Awesome
Machine for .NET
Machine is a natural language processing library. It is specifically focused on providing tools and techniques that are useful for processing languages that are very resource-poor. The library is also useful as a foundation for building more advanced language processing techniques. The library currently only provides a basic set of algorithms, but the goal is to include many more in the future.
Features
Translation
Machine provides a set of translation engines. It currently includes a SMT engine based on a fork of Thot and a rule-based engine based on the HermitCrab morhphological parser.
Word Alignment
Machine provides implementations of many common statistical word alignment models, such as IBM models 1-4, HMM, and FastAlign. These models are implemented in the Thot library.
Morphology
Machine contains a rule-based morphological/phonological parser called HermitCrab.
Feature Structures
Machine provides a flexible implementation of feature structures with efficient unification, subsumption, and priority union operations. Feature values can be atomic symbols, strings, or variables.
Annotations
An annotation is a tagged portion of data with its associated metadata. The metadata for an annotation is represented as a feature structure, which is essentially a set of feature-value pairs. Annotations can also be hierarchical; an annotation can contain other annotations. Annotations are normally used on textual data, but Machine can support annotations on any type of data.
Patterns
Machine contains a regex-like pattern matching engine. Machine is different than most pattern matching engines, which specify patterns that match strings of characters. Instead, Machine can specify patterns that match annotations on data. An annotation describes the metadata for a part of the data. Data can be tagged in any way that is desired. For example, all the words in a document can be tagged with their part of speech. Because Machine works on metadata, instead of the underlying data, it provides a very powerful, flexible pattern matching capability that is difficult to duplicate with normal regular expressions. Machine compiles patterns in to a format that allows for efficient matching (in most cases, linear to the number of annotations on the input).
A pattern in Machine supports many of the features that normal regular expressions support, such as alternation, repetition, Kleene star, optionality, capturing groups, etc.

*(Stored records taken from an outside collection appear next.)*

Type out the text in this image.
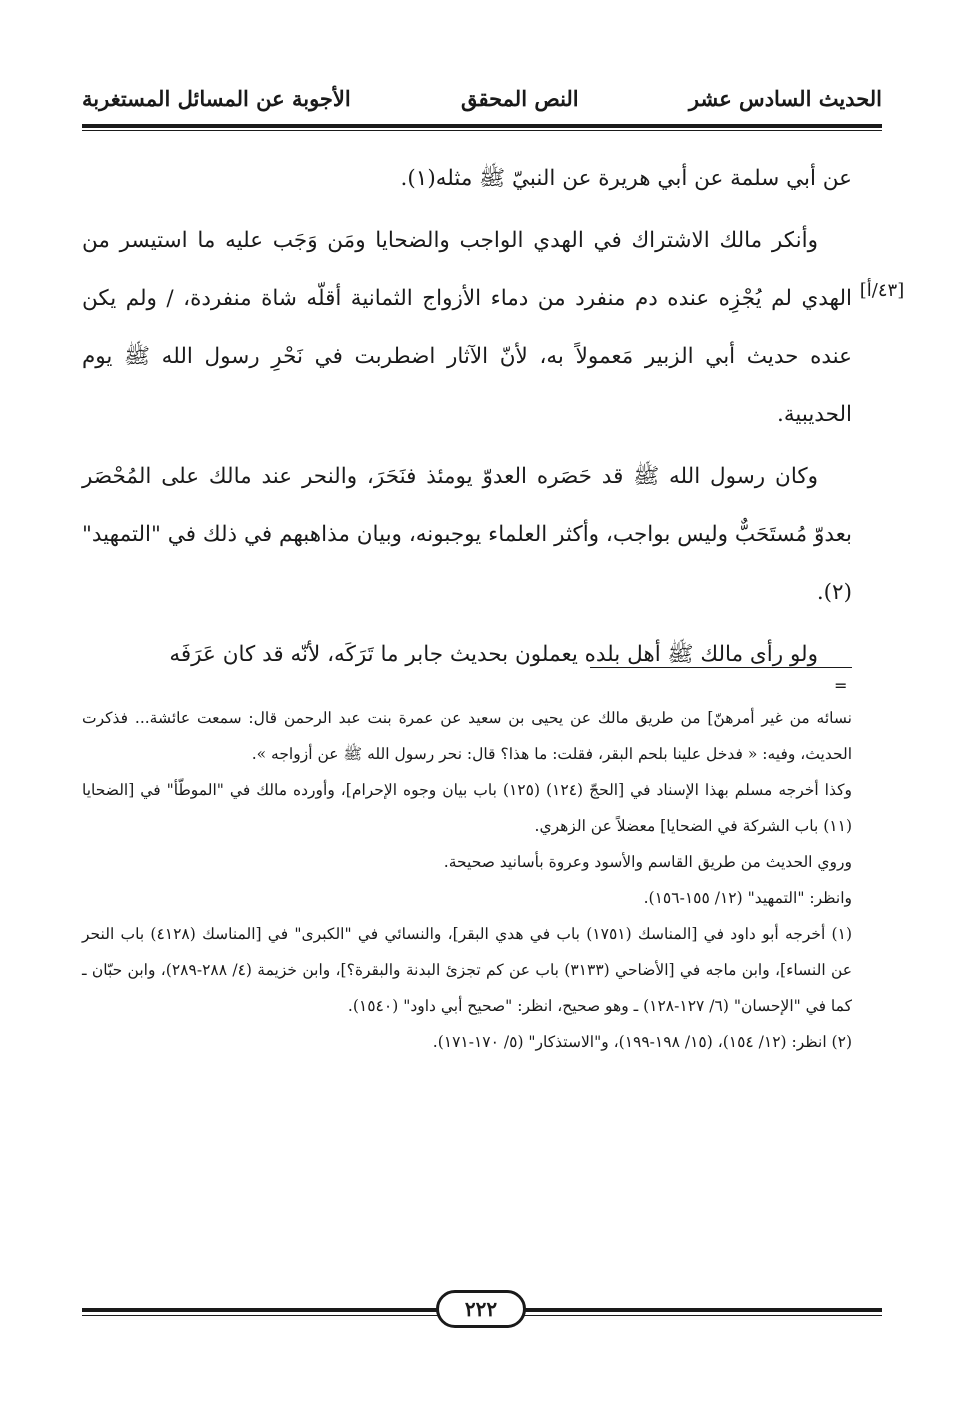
الحديث السادس عشر
النص المحقق
الأجوبة عن المسائل المستغربة
[٤٣/أ]

عن أبي سلمة عن أبي هريرة عن النبيّ ﷺ مثله(١).

وأنكر مالك الاشتراك في الهدي الواجب والضحايا ومَن وَجَب عليه ما استيسر من الهدي لم يُجْزِه عنده دم منفرد من دماء الأزواج الثمانية أقلّه شاة منفردة، / ولم يكن عنده حديث أبي الزبير مَعمولاً به، لأنّ الآثار اضطربت في نَحْرِ رسول الله ﷺ يوم الحديبية.

وكان رسول الله ﷺ قد حَصَره العدوّ يومئذ فنَحَرَ، والنحر عند مالك على المُحْصَر بعدوّ مُستَحَبٌّ وليس بواجب، وأكثر العلماء يوجبونه، وبيان مذاهبهم في ذلك في "التمهيد"(٢).

ولو رأى مالك ﷺ أهل بلده يعملون بحديث جابر ما تَرَكَه، لأنّه قد كان عَرَفَه

=

نسائه من غير أمرهنّ] من طريق مالك عن يحيى بن سعيد عن عمرة بنت عبد الرحمن قال: سمعت عائشة... فذكرت الحديث، وفيه: « فدخل علينا بلحم البقر، فقلت: ما هذا؟ قال: نحر رسول الله ﷺ عن أزواجه ».

وكذا أخرجه مسلم بهذا الإسناد في [الحجّ (١٢٤) (١٢٥) باب بيان وجوه الإحرام]، وأورده مالك في "الموطّأ" في [الضحايا (١١) باب الشركة في الضحايا] معضلاً عن الزهري.

وروي الحديث من طريق القاسم والأسود وعروة بأسانيد صحيحة.

وانظر: "التمهيد" (١٢/ ١٥٥-١٥٦).

(١) أخرجه أبو داود في [المناسك (١٧٥١) باب في هدي البقر]، والنسائي في "الكبرى" في [المناسك (٤١٢٨) باب النحر عن النساء]، وابن ماجه في [الأضاحي (٣١٣٣) باب عن كم تجزئ البدنة والبقرة؟]، وابن خزيمة (٤/ ٢٨٨-٢٨٩)، وابن حبّان ـ كما في "الإحسان" (٦/ ١٢٧-١٢٨) ـ وهو صحيح، انظر: "صحيح أبي داود" (١٥٤٠).

(٢) انظر: (١٢/ ١٥٤)، (١٥/ ١٩٨-١٩٩)، و"الاستذكار" (٥/ ١٧٠-١٧١).

٢٢٢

It does not support backtracking. As mentioned earlier, the patterns are not matched against characters, but instead against feature structures, since this is how annotations are represented. Machine does not check for exact matches between feature structures, but uses an operation called unification. Unification is a way of combining two feature structures, but only if they are compatible. Two feature structures are not compatible, if they have contradictory values for the same feature. An annotation matches a feature structure constraint in a pattern if the feature structures can be unified. Machine patterns handle matching of hierarchical annotations by searching for matches in a depth-first manner.
Patterns are represented as finite state automata (FSA). FSAs provide a natural model for the type of regular languages that Machine patterns represent. In addition, FSAs can be determinized so that pattern matching can be performed efficiently.
Rules
Machine also provides a rules module, which can be used to specify rules for manipulating annotated data. Pattern rules provide a mechanism for modifying parts of data that match the specified pattern. Rule application behavior is specified as code. Pattern rules can be applied iteratively or simultaneously. Rules can be aggregated using rule batches and rule cascades. Rule batches can be used to apply a set of rules disjunctively. Rule cascades can be used to apply multiple rules in successive order.
Statistical Methods
Probability Distributions
Machine includes various methods for estimating probability distributions from observed data. The current discounting techniques include Witten-Bell, Simple Good-Turing, maximum likelihood, and Lidstone.
n-gram Model
Machine includes a generic n-gram model implementation. The n-gram model is smoothed using Modified Kneser-Ney smoothing.
Clustering
Machine provides implementations of various clustering algorithms. These include density-based algorithms, such as DBSCAN and OPTICS, and hierarchical algorithms, such as UPGMA and Neighbor-joining.
Sequence Alignment
Pairwise
Pairwise sequence alignment is implemented using a dynamic programming approach similar to most common implementations of the Levenshtein distance. It supports substitution, insertion, deletion, expansion, and compression. It also supports the following alignment modes: global, local, half-local, and semi-global.
Multiple
The implementation of multiple sequence alignment is based on the CLUSTAL W algorithm.
Stemming
Machine provides an unsupervised stemming algorithm specifically designed for resource-poor languages. The stemmer is trained using a list of words either derived from a corpus or a lexicon. The algorithm can also be used to identify possible affixes. It is based on the unsupervised stemming algorithm proposed in Harald Hammarström's doctoral dissertation.
Installation
Machine is available as a set of NuGet packages:
- SIL.Machine: core library
- SIL.Machine.Translation.Thot: statistical machine translation and word alignment
- SIL.Machine.Morphology.HermitCrab: rule-based morphological parsing
Machine is also available as a command-line tool that can be installed as a .NET tool.
dotnet tool install -g SIL.Machine.Tool
Tutorials
If you would like to find out more about how to use Machine, check out the tutorial Jupyter notebooks:
Development
CSharpier
All C# code should be formatted using CSharpier. The best way to enable support for CSharpier is to install the appropriate IDE extension and configure it to format on save.